Using Decision Trees and Soft Labeling to Filter Mislabeled Data

Abstract

In this paper we present a new noise filtering method, called soft decision tree noise filter (SDTNF), to identify and remove mislabeled data items in a data set. In this method, a sequence of decision trees are built from a data set, in which each data item is assigned a soft class label (in the form of a class probability vector). A modified decision tree algorithm is applied to adjust the soft class labeling during the tree building process. After each decision tree is built, the soft class label of each item in the data set is adjusted using the decision tree’s predictions as the learning targets. In the next iteration, a new decision tree is built from a data set with the updated soft class labels. This tree building process repeats iteratively until the data set labeling converges. This procedure provides a mechanism to gradually modify and correct mislabeled items.
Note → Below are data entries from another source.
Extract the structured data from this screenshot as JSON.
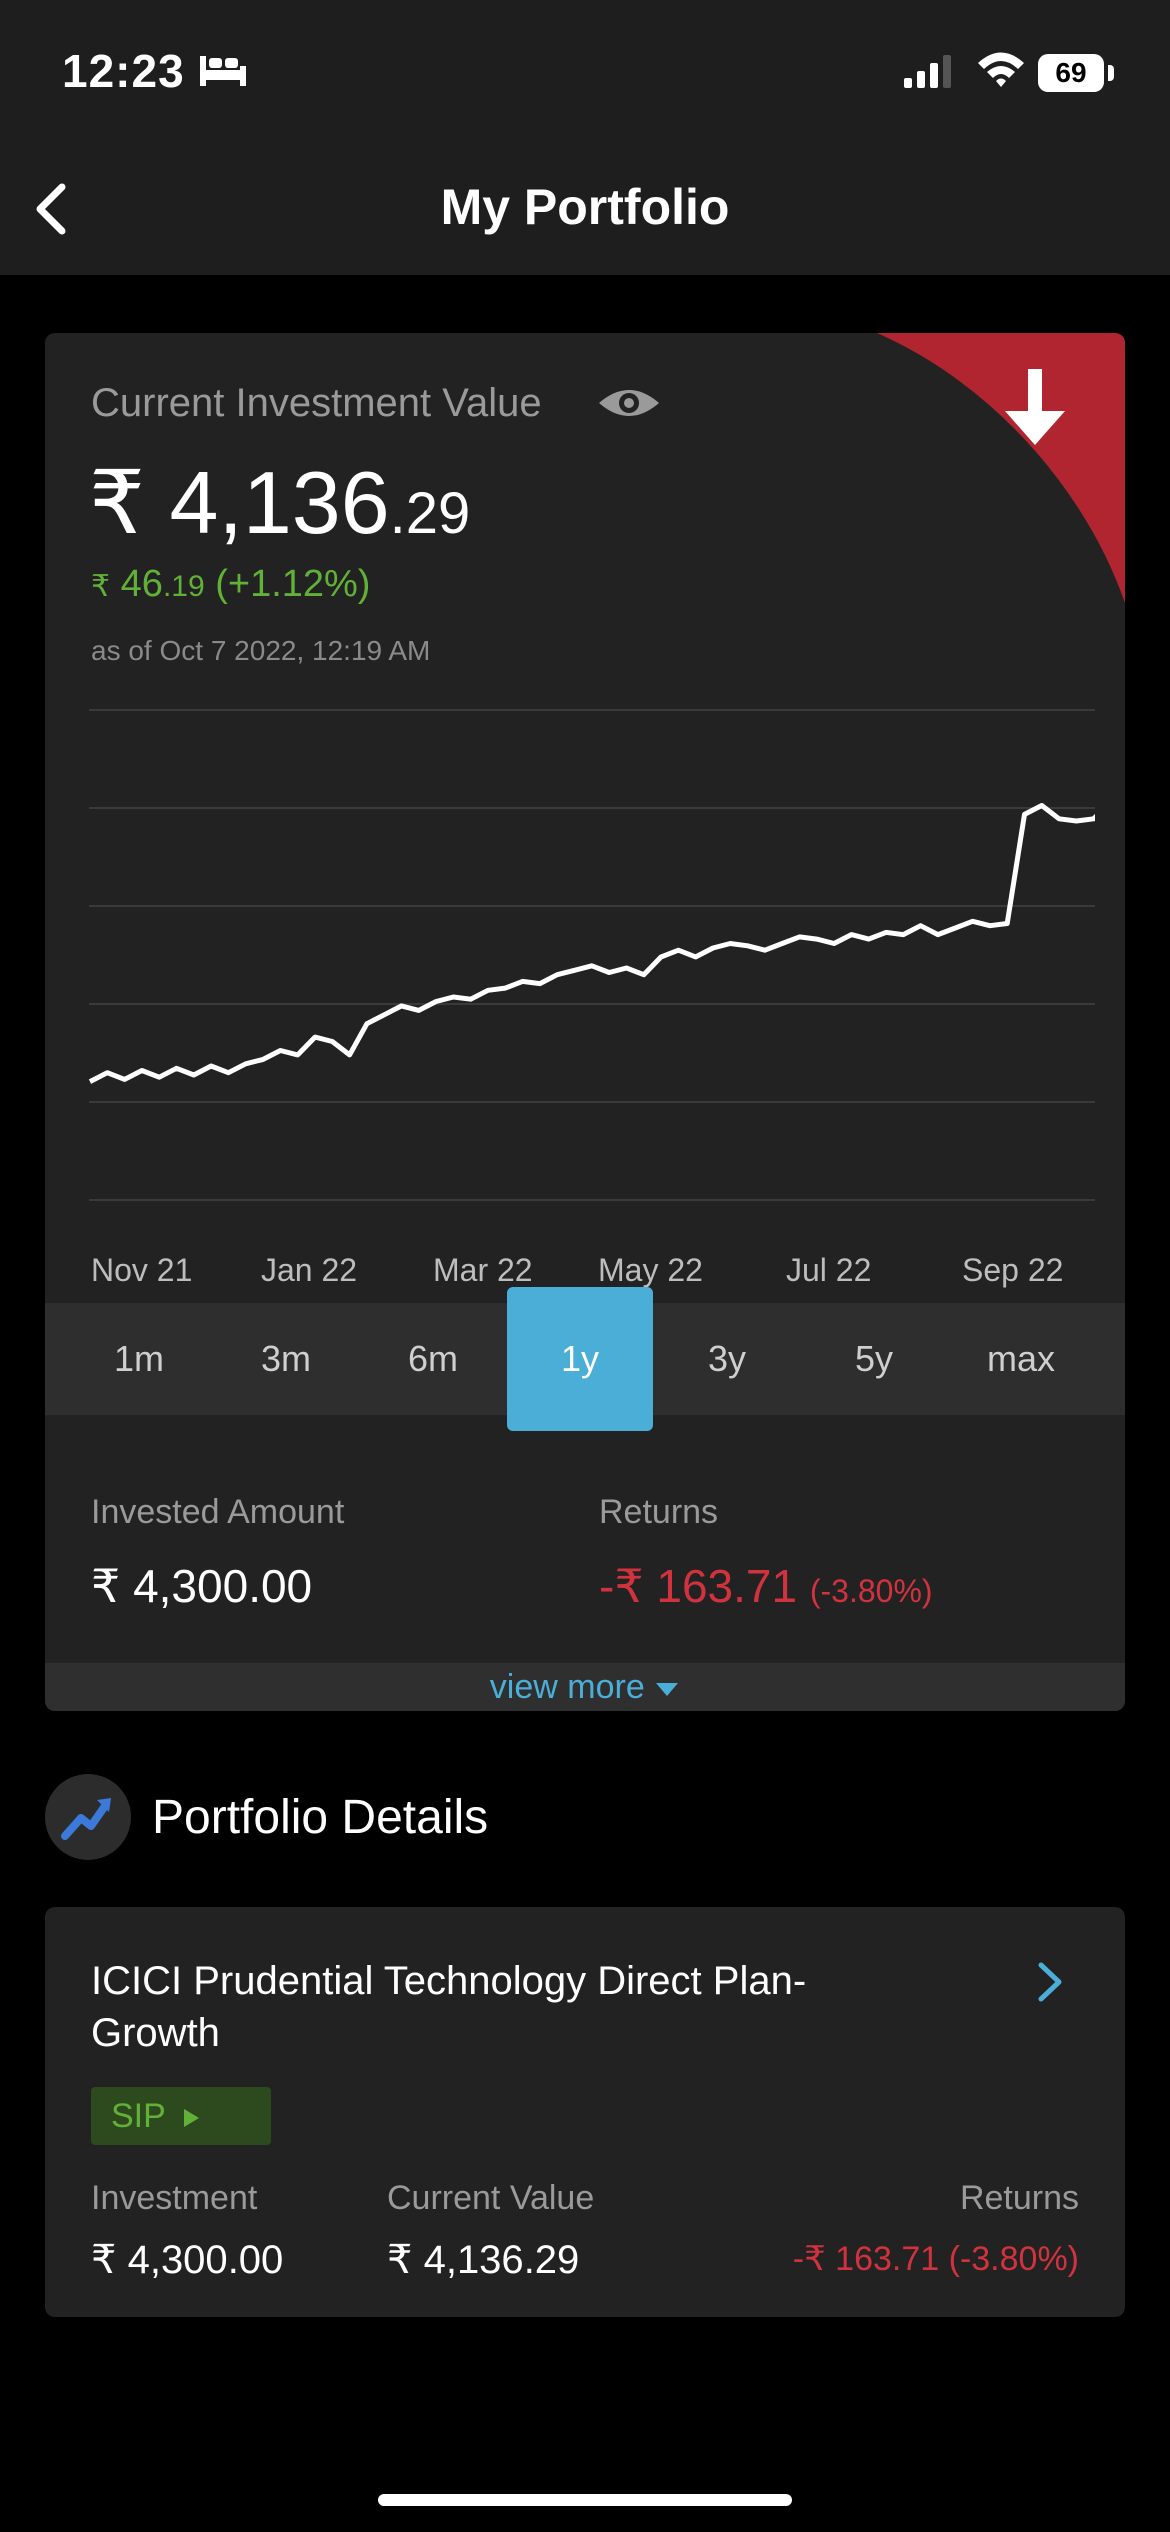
{
  "status_bar": {
    "time": "12:23",
    "battery": "69"
  },
  "header": {
    "title": "My Portfolio"
  },
  "summary": {
    "label": "Current Investment Value",
    "currency": "₹",
    "value_int": "4,136",
    "value_dec": ".29",
    "gain_int": "46",
    "gain_dec": ".19",
    "gain_pct": "(+1.12%)",
    "as_of": "as of Oct 7 2022, 12:19 AM",
    "trend_color": "#b0252f",
    "gain_color": "#62b037"
  },
  "chart_data": {
    "type": "line",
    "x_labels": [
      "Nov 21",
      "Jan 22",
      "Mar 22",
      "May 22",
      "Jul 22",
      "Sep 22"
    ],
    "series": [
      {
        "values": [
          3550,
          3570,
          3555,
          3575,
          3560,
          3580,
          3565,
          3585,
          3570,
          3590,
          3600,
          3620,
          3610,
          3650,
          3640,
          3610,
          3680,
          3700,
          3720,
          3710,
          3730,
          3740,
          3735,
          3755,
          3760,
          3775,
          3770,
          3790,
          3800,
          3810,
          3795,
          3805,
          3790,
          3830,
          3845,
          3830,
          3850,
          3860,
          3855,
          3845,
          3860,
          3875,
          3870,
          3860,
          3880,
          3870,
          3885,
          3880,
          3900,
          3880,
          3895,
          3910,
          3900,
          3905,
          4150,
          4170,
          4140,
          4135,
          4140,
          4180
        ]
      }
    ],
    "grid": true,
    "legend": "none"
  },
  "periods": {
    "items": [
      "1m",
      "3m",
      "6m",
      "1y",
      "3y",
      "5y",
      "max"
    ],
    "active": "1y"
  },
  "invested": {
    "label": "Invested Amount",
    "currency": "₹",
    "int": "4,300",
    "dec": ".00"
  },
  "returns": {
    "label": "Returns",
    "value": "-₹ 163.71",
    "pct": "(-3.80%)",
    "color": "#d1333e"
  },
  "view_more": {
    "label": "view more"
  },
  "portfolio_details": {
    "title": "Portfolio Details"
  },
  "fund": {
    "name": "ICICI Prudential Technology Direct Plan-Growth",
    "tag": "SIP",
    "investment_label": "Investment",
    "investment_int": "4,300",
    "investment_dec": ".00",
    "current_label": "Current Value",
    "current_int": "4,136",
    "current_dec": ".29",
    "returns_label": "Returns",
    "returns_int": "-₹ 163",
    "returns_dec": ".71",
    "returns_pct": "(-3.80%)"
  }
}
It is applied in SDTNF as a filtering method by identifying data items whose classes have been relabeled by decision trees as mislabeled data. The performance of SDTNF is evaluated using 16 data sets drawn from the UCI data repository. The results show that it is capable of identifying a substantial amount of noise for most of the tested data sets and significantly improving performance of nearest neighbor classifiers at a wide range of noise levels. We also compare SDTNF to the consensus and majority voting methods proposed by Brodley and Friedl [1996, 1999] for noise filtering. The results show SDTNF has a more efficient and balanced filtering capability than these two methods in terms of filtering mislabeled data and keeping non-mislabeled data. The results also show that the filtering capability of SDTNF can significantly improve the performance of nearest neighbor classifiers, especially at high noise levels. At a noise level of 40%, the improvement on the accuracy of nearest neighbor classifiers is 13.1% by the consensus voting method and 18.7% by the majority voting method, while SDTNF is able to achieve an improvement by 31.3%.